Bruno Retailleau estime aussi qu'il faudra à terme une voie légale (d'immigration, NDLR) vers la Grande-Bretagne et une voie de réadmission pas seulement en France mais aussi vers les pays frontaliers". Le ministre précise toutefois qu'il ne veut pas remettre en cause les accords du Touquet fixant les contrôles des personnes en partance vers le Royaume-Uni sur le sol français. Il estime que cela "serait le meilleur de moyen de reconstituer la jungle de Calais".

Un nouveau préfet délégué à la question migratoire

Une enveloppe prévue pour les dégâts et nettoyage et réparation sur les campements, a également été annoncée. Pour financer, les 12% des interventions des sapeurs-pompiers qui sont liées à la crise migratoire dans le Pas-de-Calais, le ministre veut également faire appel à "nos amis anglais", au même titre que pour la SNSM.

À la demande de Natacha Bouchart, un préfet dédié à la question migratoire a été désigné. Il s'agit de Vincent Lagoguey, qui est actuellement préfet délégué à la défense et à la sécurité auprès du préfet de la région Hauts-de-France.

"On va le charger tout particulièrement de cette mission, avec une cellule de trois personnes. Un préfet portant au quotidien cette question-là était nécessaire", précise Bruno Retailleau.

Une logique "totalement à bout de souffle"

Depuis le début de l'année, au moins 72 exilés sont morts en traversant la Manche, un record. "C'est un drame, c'est une tragédie, ça n'est pas tolérable." Bruno Retailleau décrit des images capturées par l'Oltim où des passeurs tapent avec des bâtons sur des exilés qui ne voulaient pas monter à bord d'une embarcation. "On ne peut pas laisser les choses aller au fil de l'eau parce que c'est trop grave."

Sur cette question, le ministre est également revenu sur ses propos controversés il y a quelques semaines sur l'immigration. "Je persiste et je signe, lorsque j'ai déclenché une polémique en disant que l'immigration, qui est en dehors de tout contrôle, n'était pas une chance, je l'assume totalement."

Il ajoute: "si l'immigration incontrôlée était une chance pour la France, les habitants de Calais, des communes environnantes, n'auraient pas à subir ce qu'ils subissent actuellement. Ceux qui pensent qu'on ne doit retenir personne, qu'on ne doit pas garder nos frontières, je pense que c'est une fausse générosité qui nourrit les plus grands drames, et je veux y mettre fin."

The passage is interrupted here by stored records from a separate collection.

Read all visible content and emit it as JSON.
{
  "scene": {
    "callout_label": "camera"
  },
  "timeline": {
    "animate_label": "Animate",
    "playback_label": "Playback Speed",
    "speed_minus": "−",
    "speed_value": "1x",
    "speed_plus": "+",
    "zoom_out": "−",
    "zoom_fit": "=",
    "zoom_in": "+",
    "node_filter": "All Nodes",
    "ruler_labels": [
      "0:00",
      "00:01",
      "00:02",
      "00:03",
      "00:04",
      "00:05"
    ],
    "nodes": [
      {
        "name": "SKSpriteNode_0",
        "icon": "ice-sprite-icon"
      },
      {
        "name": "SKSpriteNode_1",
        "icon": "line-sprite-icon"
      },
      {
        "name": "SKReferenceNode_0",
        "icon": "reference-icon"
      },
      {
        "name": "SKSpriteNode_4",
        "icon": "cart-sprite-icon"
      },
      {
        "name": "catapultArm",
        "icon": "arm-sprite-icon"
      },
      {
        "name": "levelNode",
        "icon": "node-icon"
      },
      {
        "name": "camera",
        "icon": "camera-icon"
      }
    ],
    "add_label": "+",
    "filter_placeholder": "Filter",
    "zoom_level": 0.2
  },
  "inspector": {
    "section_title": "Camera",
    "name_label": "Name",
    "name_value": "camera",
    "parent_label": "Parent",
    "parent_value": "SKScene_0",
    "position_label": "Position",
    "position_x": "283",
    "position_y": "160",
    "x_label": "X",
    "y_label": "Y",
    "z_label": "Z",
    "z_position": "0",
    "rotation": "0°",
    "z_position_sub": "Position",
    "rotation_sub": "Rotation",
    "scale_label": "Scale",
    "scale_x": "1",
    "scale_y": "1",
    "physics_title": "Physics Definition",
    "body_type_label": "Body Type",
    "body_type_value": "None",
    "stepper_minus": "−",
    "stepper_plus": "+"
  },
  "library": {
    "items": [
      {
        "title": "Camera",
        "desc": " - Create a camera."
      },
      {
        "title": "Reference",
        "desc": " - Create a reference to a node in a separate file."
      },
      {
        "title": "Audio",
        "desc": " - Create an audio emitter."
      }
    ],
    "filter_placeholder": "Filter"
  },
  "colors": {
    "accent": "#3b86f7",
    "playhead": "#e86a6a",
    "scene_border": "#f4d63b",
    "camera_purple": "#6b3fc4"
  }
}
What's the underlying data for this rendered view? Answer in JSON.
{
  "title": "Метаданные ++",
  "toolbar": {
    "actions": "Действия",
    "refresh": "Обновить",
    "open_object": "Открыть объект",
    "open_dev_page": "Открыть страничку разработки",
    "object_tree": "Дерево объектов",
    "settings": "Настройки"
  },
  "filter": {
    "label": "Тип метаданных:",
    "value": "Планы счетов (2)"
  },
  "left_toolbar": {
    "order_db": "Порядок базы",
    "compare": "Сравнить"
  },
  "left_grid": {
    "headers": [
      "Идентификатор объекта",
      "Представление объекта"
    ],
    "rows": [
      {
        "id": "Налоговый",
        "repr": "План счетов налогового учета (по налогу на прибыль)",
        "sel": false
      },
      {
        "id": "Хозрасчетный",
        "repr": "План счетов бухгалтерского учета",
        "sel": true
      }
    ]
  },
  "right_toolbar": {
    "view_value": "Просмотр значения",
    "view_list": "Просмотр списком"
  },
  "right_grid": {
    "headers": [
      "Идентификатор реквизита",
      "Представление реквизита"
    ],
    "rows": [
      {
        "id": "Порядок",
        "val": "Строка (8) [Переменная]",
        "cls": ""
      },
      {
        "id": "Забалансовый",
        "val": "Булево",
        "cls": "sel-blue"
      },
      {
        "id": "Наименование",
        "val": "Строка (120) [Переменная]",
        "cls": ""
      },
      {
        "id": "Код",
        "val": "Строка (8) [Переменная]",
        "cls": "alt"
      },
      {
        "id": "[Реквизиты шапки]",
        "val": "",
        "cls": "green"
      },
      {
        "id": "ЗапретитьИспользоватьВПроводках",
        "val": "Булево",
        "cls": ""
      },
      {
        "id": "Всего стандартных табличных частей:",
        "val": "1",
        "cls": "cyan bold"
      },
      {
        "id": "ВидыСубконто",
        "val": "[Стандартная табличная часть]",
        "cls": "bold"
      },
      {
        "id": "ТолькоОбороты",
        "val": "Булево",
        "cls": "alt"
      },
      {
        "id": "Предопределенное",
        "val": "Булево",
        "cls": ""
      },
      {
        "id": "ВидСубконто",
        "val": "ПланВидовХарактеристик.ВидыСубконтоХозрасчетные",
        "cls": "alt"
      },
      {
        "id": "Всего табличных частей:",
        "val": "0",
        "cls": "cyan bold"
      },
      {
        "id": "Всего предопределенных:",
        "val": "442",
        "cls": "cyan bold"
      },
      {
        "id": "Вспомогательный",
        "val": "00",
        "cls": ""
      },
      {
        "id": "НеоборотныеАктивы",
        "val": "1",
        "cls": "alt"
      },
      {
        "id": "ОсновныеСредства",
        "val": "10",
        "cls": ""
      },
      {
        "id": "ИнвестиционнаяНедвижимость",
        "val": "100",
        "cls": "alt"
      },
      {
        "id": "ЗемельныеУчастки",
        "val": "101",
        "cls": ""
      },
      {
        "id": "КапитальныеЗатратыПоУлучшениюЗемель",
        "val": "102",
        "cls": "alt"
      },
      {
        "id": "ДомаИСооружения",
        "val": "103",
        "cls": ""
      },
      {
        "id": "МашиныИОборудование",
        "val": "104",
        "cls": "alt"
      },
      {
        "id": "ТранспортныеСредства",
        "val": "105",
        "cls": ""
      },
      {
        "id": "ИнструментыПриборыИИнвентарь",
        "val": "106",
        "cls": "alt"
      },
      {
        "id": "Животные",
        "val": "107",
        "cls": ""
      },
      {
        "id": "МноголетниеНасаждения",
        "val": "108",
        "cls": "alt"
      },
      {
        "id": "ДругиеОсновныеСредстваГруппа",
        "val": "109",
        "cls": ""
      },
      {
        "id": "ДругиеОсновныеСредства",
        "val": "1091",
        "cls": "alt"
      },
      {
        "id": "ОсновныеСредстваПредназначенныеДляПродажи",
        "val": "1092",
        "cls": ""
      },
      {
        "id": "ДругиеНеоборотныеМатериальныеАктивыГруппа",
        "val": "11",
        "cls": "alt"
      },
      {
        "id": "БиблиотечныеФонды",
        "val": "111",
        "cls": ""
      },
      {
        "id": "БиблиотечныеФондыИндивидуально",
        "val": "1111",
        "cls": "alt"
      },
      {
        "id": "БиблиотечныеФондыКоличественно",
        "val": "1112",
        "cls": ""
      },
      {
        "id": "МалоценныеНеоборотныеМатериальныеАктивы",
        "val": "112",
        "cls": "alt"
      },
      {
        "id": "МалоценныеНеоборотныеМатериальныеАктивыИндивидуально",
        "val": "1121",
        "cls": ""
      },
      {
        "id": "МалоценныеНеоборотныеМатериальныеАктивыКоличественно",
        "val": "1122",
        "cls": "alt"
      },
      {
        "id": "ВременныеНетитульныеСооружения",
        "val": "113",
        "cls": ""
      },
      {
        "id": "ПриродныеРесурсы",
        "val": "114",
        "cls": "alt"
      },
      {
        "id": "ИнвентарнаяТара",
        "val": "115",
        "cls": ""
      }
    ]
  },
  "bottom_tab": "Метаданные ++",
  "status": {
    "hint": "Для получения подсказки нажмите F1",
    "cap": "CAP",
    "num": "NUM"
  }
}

Pour Bruno Retailleau, la logique actuelle face à la crise migratoire est "totalement à bout de souffle", il défend ainsi un changement de cap. "Tout ne peut pas se réduire à coup d'effectifs supplémentaires ou financements complémentaires, si on ne sort pas de cette logique dans laquelle nous sommes depuis des années, nous allons courir après le problème en permanence et il y aura d'autres morts et ça, je ne le souhaite pas", indique-t-il.